Anonymously Yours,

If you know me through this blog or other blogs I frequent, you probably already know how I feel about anonymous comments. I’m not a fan.

Actually, I should clarify my previous statement. I don’t have a problem with Anonymous if that person is sharing something very personal or if they just don’t happen to have an account from which to comment from. Really – no biggie. What I do take issue with are snarky, rude anonymous comments. Based upon some of the things I write about on this blog, I’m actually quite surprised that I have only ever had one truly snarky anonymous comment. But I did get one when I wrote a guest post on Stuff Christians Like about church planting.:

Anonymous said:
Don’t constantly check your email and/or your blog: IMRELEVANTFAUXSHO.COM if you’re sitting next to me at the conference like you did last year. And no, I don’t want to see all the cool new apps on your i-touch. Go bother your lead pastor and leave me alone. I’m trying to hear Dr. Keller!

Fail. If you’re 43 and don’t understand the relevance of new media that’s your problem, but don’t hate on people who are utilizing it to reach people who are otherwise immune to your traditional means of outreach. Furthermore if someone on their “iTouch” (it is actually iPod Touch and not iTouch) bothers you then maybe you should consider taking the time to develop multi-tasking skills, so that people who already have them won’t distract you.

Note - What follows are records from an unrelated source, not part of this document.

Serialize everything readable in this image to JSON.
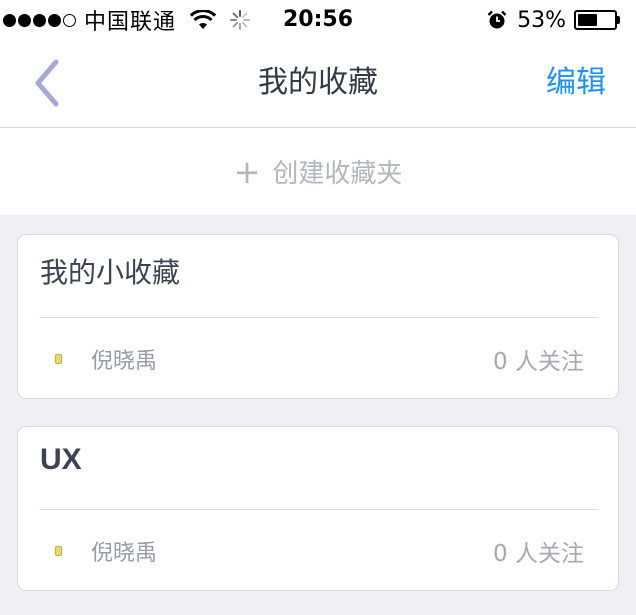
{
  "status_bar": {
    "carrier": "中国联通",
    "time": "20:56",
    "battery_percent": "53%",
    "signal_bars_filled": 4,
    "signal_bars_total": 5,
    "battery_level": 0.53
  },
  "nav": {
    "title": "我的收藏",
    "edit_label": "编辑",
    "back_icon": "chevron-left-icon",
    "accent_color": "#1e90ff"
  },
  "create_folder": {
    "icon": "+",
    "label": "创建收藏夹"
  },
  "collections": [
    {
      "title": "我的小收藏",
      "owner": "倪晓禹",
      "followers": "0 人关注"
    },
    {
      "title": "UX",
      "owner": "倪晓禹",
      "followers": "0 人关注"
    }
  ]
}
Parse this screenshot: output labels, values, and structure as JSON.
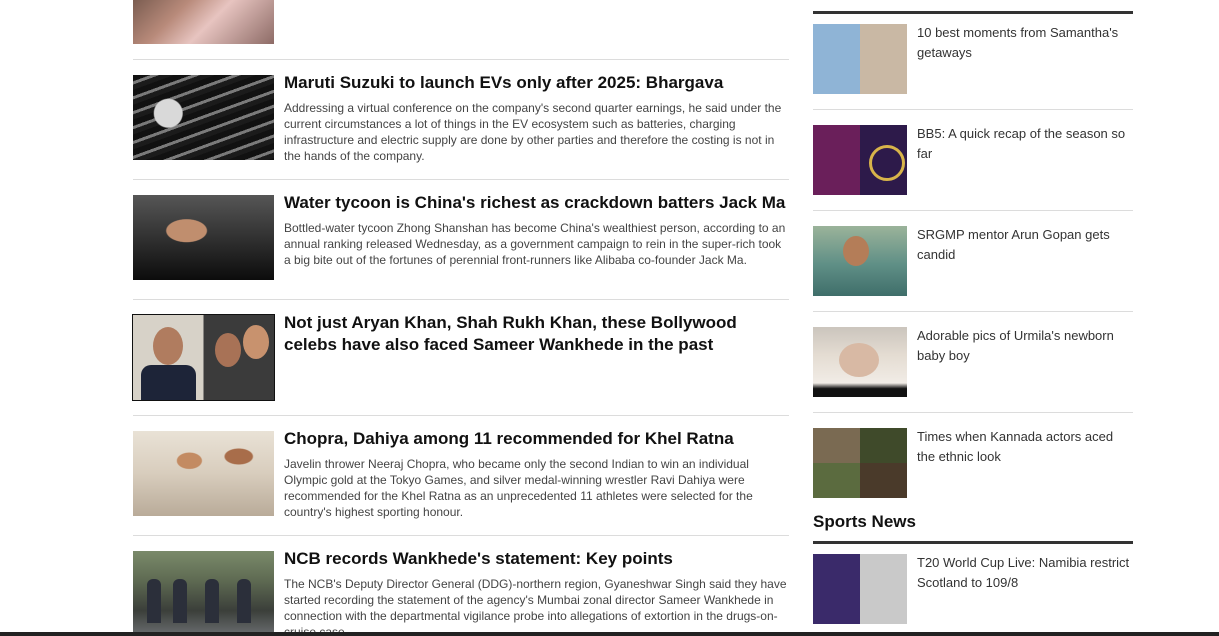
{
  "main": {
    "stories": [
      {
        "title": "Maruti Suzuki to launch EVs only after 2025: Bhargava",
        "summary": "Addressing a virtual conference on the company's second quarter earnings, he said under the current circumstances a lot of things in the EV ecosystem such as batteries, charging infrastructure and electric supply are done by other parties and therefore the costing is not in the hands of the company."
      },
      {
        "title": "Water tycoon is China's richest as crackdown batters Jack Ma",
        "summary": "Bottled-water tycoon Zhong Shanshan has become China's wealthiest person, according to an annual ranking released Wednesday, as a government campaign to rein in the super-rich took a big bite out of the fortunes of perennial front-runners like Alibaba co-founder Jack Ma."
      },
      {
        "title": "Not just Aryan Khan, Shah Rukh Khan, these Bollywood celebs have also faced Sameer Wankhede in the past",
        "summary": ""
      },
      {
        "title": "Chopra, Dahiya among 11 recommended for Khel Ratna",
        "summary": "Javelin thrower Neeraj Chopra, who became only the second Indian to win an individual Olympic gold at the Tokyo Games, and silver medal-winning wrestler Ravi Dahiya were recommended for the Khel Ratna as an unprecedented 11 athletes were selected for the country's highest sporting honour."
      },
      {
        "title": "NCB records Wankhede's statement: Key points",
        "summary": "The NCB's Deputy Director General (DDG)-northern region, Gyaneshwar Singh said they have started recording the statement of the agency's Mumbai zonal director Sameer Wankhede in connection with the departmental vigilance probe into allegations of extortion in the drugs-on-cruise case."
      }
    ]
  },
  "sidebar": {
    "items": [
      {
        "title": "10 best moments from Samantha's getaways"
      },
      {
        "title": "BB5: A quick recap of the season so far"
      },
      {
        "title": "SRGMP mentor Arun Gopan gets candid"
      },
      {
        "title": "Adorable pics of Urmila's newborn baby boy"
      },
      {
        "title": "Times when Kannada actors aced the ethnic look"
      }
    ],
    "sports_heading": "Sports News",
    "sports_items": [
      {
        "title": "T20 World Cup Live: Namibia restrict Scotland to 109/8"
      }
    ]
  }
}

To which I courteously replied:

Ah, yes…the bold yet mysterious “Anonymous”.

For the record, I don’t have a problem with people “multi-tasking” at a conference. Many were taking notes and/or updating their blogs live from the conference. I get that. I will most likely do the same this year. What I do have a problem with is some punk sitting next to me who thinks he knows all he ever needs to know about planting a church and chooses to text message snarky remarks about the worship team and the speakers to his equally snarky friend sitting 2 seats over. (Yeah, I looked. I’m nosy like that.)

And I know what they’re called — I have one.

Now if you’ll excuse me, the lace collar on my full length, wool dress is beginning to chafe.

To which Anonymous replied:

That was such an incredible response that I renege my entire comment. I completely understand what you’re saying now. I apologize.

Love, Anonymous

Clearly, I don’t care for Mr. or Ms. Snarky Anonymous. Had that person left a comment under their profile, I would have contacted them personally, would have most likely been quite a bit nicer, and would not have publicly b**ch slapped them on SCL. But if you don’t have the guts to leave your name when you’re being nasty, don’t expect me to bend over backward to be kind and understanding. (That goes quadruple if you do that to one of my friends.)

So why am I bringing any of this up? Because on tomorrow’s post, and every other Sunday post for the foreseeable future, I am going to ask you to comment anonymously. Wha-huh?